Saturday, February 25, 2012

Garage Entry Design

The flow of people between the garage and the front door calls for careful design. We wanted a single entry sequence for everyone, whether they arrived from the street, the driveway, or the garage. To support this, we chose to forego an opening from the garage to the house. Instead, the garage will exit into the main exterior entry space.


A happy side effect of this design is that it is more green. A garage opening into heated living space tends to cause heat loss and has a small detrimental affect on indoor air quality.

However, the original design for this sequence had a fatal flaw, at least in Seattle — it was not fully covered! As shown in the diagram above, the sequence of stairs required that you join the main path, and follow the main entry steps down to the front door. The roof (indicated by the grey dotted line in the above image) does not cover the entire entry sequence, leaving you vulnerable to the elements as you go down the steps.

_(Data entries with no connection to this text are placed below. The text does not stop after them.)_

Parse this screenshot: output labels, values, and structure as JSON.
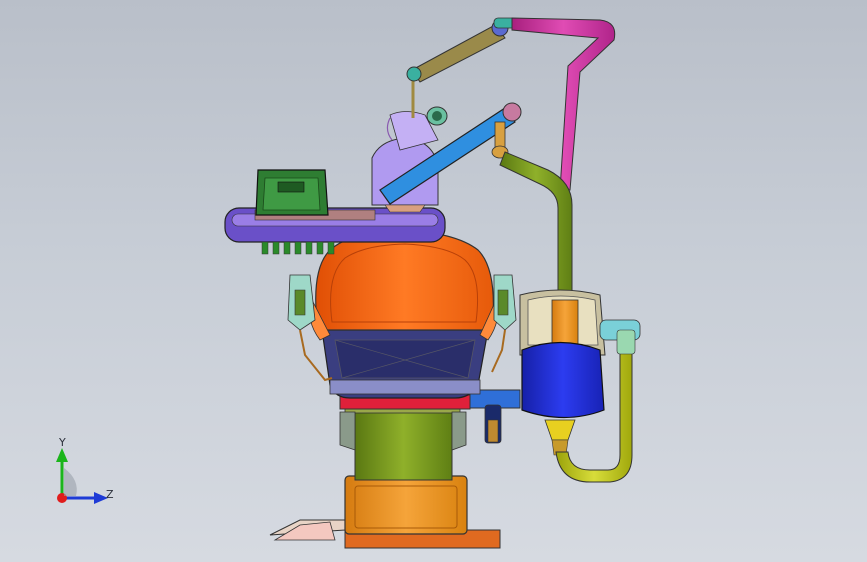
{
  "triad": {
    "y_label": "Y",
    "z_label": "Z",
    "colors": {
      "y": "#1bb51b",
      "z": "#1e3bd6",
      "x": "#e01c1c"
    }
  },
  "colors": {
    "background_top": "#b9bfc9",
    "seat_orange": "#ff6a14",
    "base_column_green": "#7a9a1e",
    "base_orange": "#f0951e",
    "tray_green": "#2e7d32",
    "arm_blue": "#2f8fe0",
    "lamp_purple": "#a88ee6",
    "magenta_arm": "#d43fa8",
    "delivery_blue": "#1f2fe0",
    "tan_arm": "#9a8a4a"
  }
}
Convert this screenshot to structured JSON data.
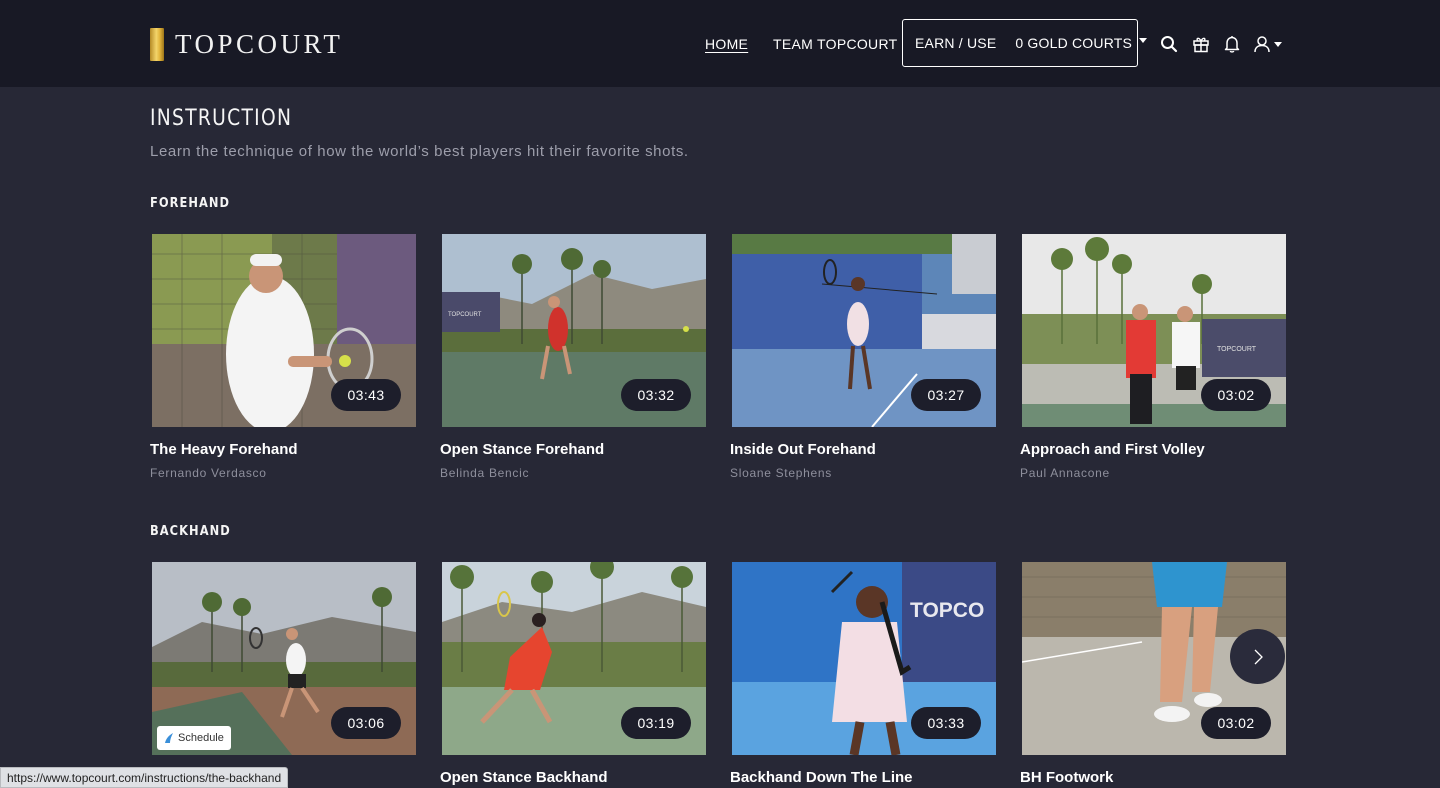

We considered two solutions:
  1. Extend the entry roof to cover the steps all the way to the top, covering the existing path from the garage to the entry.
  2. Create a shortcut path heading west, directly from the garage landing to the main entry, and put a short roof along the side of the garage to cover this new path.

Adding a larger roof has the disadvantage that it would require a post on the south-east corner, and it would make the entry darker. The second option adds more complexity to an otherwise clean design — a second set of stairs, a possible railing, a different run/rise ratio of the treads. However, our architect avoided those problems and made choosing the second option an easy choice:


Instead of just using the flat eyebrow used over the entry, we wanted to make this new section of roof a feature. A few metal supports extruding from the garage will be sandwiched with wood and support a semi-translucent polycarbonate sheet. This will allow light to filter through, while keeping off the rain. It also allows us to avoid the awkward visual that would result from the difference in height between these two surfaces. We'll use the same design of roof over the lower door to the backyard to provide some more consistency.

Here's a similar roof design from another YS Development home:

This satisfied the design problem nicely, and was finished just in time for the garage framing changes that were required to support the newly-added roof.